Jotunheimen National Park

480 minutes
Difficult
Jotunheimen, the Home of the Giants, contains the highest mountains in Scandinavia. Galdhøpiggen reaches 2,469 metres, Glittertind stands at 2,452, and over 250 peaks in the range exceed 1,900 metres. The national park was established in 1980, covering 1,151 square kilometres.

The name was coined by poet Aasmund Olavsson Vinje in 1862, inspired by the giants of Norse mythology. Before that, Norwegians considered these mountains barren wasteland, useful only as summer pasture. It was British Victorian mountaineers who turned Jotunheimen into a climbing destination in the mid-1800s, and the Den Norske Turistforening (DNT) soon followed with its network of mountain lodges that still operates today.

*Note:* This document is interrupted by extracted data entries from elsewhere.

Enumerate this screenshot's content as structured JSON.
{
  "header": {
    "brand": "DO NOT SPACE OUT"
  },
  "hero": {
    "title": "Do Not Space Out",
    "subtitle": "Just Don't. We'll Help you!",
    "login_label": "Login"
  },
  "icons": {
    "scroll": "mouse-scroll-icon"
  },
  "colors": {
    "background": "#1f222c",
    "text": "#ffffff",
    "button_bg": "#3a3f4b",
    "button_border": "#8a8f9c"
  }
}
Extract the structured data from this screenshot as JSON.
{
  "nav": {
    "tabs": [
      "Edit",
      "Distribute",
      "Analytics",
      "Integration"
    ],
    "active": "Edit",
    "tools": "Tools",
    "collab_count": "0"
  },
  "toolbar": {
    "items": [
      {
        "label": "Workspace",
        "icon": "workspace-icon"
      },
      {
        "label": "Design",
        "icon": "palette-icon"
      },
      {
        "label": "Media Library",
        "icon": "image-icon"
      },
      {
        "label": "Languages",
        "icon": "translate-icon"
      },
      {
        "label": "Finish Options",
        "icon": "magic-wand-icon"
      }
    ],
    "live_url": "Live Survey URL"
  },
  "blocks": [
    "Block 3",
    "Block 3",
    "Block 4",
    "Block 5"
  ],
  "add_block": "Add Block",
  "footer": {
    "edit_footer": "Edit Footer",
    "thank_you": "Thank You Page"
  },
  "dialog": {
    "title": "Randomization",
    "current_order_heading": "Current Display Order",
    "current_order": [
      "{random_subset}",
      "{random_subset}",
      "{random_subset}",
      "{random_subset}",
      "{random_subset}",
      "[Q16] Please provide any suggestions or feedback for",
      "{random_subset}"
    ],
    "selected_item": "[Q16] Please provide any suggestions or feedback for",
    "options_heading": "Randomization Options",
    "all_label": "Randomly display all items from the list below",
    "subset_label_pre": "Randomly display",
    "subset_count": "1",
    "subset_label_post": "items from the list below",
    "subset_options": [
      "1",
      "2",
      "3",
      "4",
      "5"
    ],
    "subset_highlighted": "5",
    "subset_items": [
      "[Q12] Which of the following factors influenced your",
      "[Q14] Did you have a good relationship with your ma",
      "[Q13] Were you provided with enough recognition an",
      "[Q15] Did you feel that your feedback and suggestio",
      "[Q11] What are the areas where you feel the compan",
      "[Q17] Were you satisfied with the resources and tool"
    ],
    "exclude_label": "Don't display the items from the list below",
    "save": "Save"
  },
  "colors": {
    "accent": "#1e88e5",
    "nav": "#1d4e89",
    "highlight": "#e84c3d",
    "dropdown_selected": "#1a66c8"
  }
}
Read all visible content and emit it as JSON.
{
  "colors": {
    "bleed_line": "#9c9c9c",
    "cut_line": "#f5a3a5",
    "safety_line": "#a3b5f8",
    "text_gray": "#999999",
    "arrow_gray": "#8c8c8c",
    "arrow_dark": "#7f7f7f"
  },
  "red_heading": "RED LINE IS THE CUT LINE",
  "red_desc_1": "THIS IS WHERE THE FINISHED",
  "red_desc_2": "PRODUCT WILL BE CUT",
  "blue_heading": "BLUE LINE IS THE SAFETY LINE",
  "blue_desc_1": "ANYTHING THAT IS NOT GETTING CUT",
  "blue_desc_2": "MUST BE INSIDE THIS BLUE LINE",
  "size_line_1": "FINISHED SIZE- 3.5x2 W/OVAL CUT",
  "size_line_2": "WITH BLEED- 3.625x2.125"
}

The most iconic hike is Besseggen, a narrow ridge between the green Gjende lake and the blue-black Bessvatnet, drawing around 30,000 hikers each summer. But Jotunheimen has dozens of glacier routes, alpine climbs and multi-day traverses. The Hurrungane range in the southwest is considered the most alpine terrain in Norway. A process is underway to expand the park eastward toward Valdresflye, where it would nearly meet Langsua National Park, creating a continuous protected mountain landscape with only the Rv51 road between them.